By Joe Earle
joeearle@reporternewspapers.net

Howard Austin sees the need to widen the Roswell Road bridge across I-285. These days, the Sandy Springs resident avoids the bridge any time he can. Too much traffic backs up there.
“I think it’s desperately needed,” Austin said during a public presentation Jan. 26 of the city of Sandy Springs’ $4 million bridge-widening project. “I think this will improve it.”
But John Harof, director of operations/Atlanta for Ruth’s Chris Steak House, sees the city’s widening plan as a potential disaster for his business. The plan includes the addition of a median in Roswell Road that will prevent left turns into the restaurant.
“It’s going to kill us,” Harof said.
Harof said business already is down through 2009 due to the general slowdown in the economy. “To have another obstacle put in front of us is not going to help us recover,” he said.
The city plans to widen the Roswell Road bridge to 86 feet from its present 64 feet. The bridge will be reconfigured from five 10-foot-wide lanes to six 11-foot-wide lanes, city representatives said during the public presentation attended by about three dozen people.
The new lane will be used as an added dedicated left-turn lane, allowing cars headed toward the Interstate to have dedicated turn lanes heading in either direction. The current, single left-turn lane now is shared by cars headed east and those headed west.
The project will include sidewalks on both sides of the bridge and widen ramps onto the interstate so that more cars may line up to get onto the interstate before traffic backs up onto Roswell Road. The project also will add medians in segments of Roswell Road leading to the bridge, which will prevent left turns into Allen Road, Carpenter Drive and Northwood Drive.

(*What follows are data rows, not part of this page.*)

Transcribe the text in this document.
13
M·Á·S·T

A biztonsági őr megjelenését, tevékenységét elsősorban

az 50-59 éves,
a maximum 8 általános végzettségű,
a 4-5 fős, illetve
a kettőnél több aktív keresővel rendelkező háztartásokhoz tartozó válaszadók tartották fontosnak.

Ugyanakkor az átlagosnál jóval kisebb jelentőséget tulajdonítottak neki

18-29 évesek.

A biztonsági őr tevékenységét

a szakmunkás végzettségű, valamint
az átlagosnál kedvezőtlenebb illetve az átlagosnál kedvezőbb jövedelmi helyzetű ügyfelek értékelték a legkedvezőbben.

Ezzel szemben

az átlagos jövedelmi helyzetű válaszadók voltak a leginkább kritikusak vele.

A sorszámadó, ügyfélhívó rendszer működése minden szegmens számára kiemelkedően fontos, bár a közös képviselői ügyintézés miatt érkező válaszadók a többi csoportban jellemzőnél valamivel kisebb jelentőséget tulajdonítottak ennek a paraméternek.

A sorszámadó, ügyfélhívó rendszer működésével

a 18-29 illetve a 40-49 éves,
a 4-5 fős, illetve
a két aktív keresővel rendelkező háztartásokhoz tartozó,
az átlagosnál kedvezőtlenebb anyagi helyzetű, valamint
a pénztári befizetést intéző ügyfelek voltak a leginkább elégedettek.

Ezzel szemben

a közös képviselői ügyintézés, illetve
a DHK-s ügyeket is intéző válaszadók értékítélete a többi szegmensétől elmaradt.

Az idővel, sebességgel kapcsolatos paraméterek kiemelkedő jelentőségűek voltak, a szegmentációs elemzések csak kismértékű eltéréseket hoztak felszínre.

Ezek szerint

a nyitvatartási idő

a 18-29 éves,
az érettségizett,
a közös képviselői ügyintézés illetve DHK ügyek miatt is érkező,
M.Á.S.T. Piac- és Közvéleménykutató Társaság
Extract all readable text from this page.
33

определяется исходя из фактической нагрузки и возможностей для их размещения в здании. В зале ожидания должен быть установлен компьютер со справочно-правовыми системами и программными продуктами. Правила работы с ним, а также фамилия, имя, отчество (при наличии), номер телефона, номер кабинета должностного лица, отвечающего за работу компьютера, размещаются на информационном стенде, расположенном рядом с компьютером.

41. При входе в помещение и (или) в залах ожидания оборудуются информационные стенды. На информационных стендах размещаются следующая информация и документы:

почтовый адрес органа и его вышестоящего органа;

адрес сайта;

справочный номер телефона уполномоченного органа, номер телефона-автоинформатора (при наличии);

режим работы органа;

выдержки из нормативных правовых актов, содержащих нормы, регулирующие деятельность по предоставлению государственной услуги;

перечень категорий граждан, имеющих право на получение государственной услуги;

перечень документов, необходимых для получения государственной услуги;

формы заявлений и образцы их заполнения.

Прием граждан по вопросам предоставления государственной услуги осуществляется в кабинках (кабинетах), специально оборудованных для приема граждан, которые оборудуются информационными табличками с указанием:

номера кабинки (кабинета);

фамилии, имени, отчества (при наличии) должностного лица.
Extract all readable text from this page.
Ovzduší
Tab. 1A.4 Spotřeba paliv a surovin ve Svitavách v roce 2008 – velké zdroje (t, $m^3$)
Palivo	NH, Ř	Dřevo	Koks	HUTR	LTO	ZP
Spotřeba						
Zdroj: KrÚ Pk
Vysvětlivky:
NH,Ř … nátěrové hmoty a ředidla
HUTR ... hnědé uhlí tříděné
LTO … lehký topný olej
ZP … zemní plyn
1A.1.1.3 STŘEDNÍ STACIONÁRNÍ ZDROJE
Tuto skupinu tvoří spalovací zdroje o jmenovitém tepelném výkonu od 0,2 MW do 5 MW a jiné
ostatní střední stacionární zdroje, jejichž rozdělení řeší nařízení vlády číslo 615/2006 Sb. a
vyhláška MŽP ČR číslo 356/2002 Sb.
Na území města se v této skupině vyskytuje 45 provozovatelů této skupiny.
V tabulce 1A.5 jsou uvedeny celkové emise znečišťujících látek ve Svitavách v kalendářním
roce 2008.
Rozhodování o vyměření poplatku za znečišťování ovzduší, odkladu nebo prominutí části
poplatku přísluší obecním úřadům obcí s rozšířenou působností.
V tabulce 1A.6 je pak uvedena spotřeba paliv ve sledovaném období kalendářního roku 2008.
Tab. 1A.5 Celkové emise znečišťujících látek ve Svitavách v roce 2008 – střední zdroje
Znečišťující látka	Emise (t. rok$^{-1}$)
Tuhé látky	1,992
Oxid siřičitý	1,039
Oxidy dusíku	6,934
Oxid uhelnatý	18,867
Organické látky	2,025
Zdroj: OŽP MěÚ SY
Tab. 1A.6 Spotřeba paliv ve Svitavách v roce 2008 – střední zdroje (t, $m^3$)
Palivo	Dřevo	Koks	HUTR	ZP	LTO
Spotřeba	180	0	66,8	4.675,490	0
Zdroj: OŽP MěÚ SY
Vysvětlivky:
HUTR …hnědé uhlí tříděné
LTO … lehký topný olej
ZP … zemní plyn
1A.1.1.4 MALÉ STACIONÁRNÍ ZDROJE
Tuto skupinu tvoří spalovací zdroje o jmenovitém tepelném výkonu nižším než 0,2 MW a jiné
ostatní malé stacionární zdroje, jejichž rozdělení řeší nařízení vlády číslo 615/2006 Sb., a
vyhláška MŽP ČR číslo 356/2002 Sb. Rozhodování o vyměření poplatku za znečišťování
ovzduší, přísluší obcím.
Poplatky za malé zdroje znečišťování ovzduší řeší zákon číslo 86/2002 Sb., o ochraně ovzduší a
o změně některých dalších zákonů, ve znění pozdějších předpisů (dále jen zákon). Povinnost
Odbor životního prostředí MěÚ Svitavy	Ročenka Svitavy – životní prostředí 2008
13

City officials say the work is needed to improve traffic flow and cut down on accidents. About 180 accidents occur on the bridge each year, said project manager Keith P. Kunst of Arcadis, an engineering company.
They hope to begin construction in September and to complete the project in about a year.
The sooner the better, several residents said as they reviewed the widening plans.
“It’s a horrible problem,” said Melody Euchman of Sandy Springs, who said she drives the Roswell Road bridge every day to get to work.
What did she think of the widening plan? “I like it,” she said. “I think the idea is quick, fast, cheap and immediate.”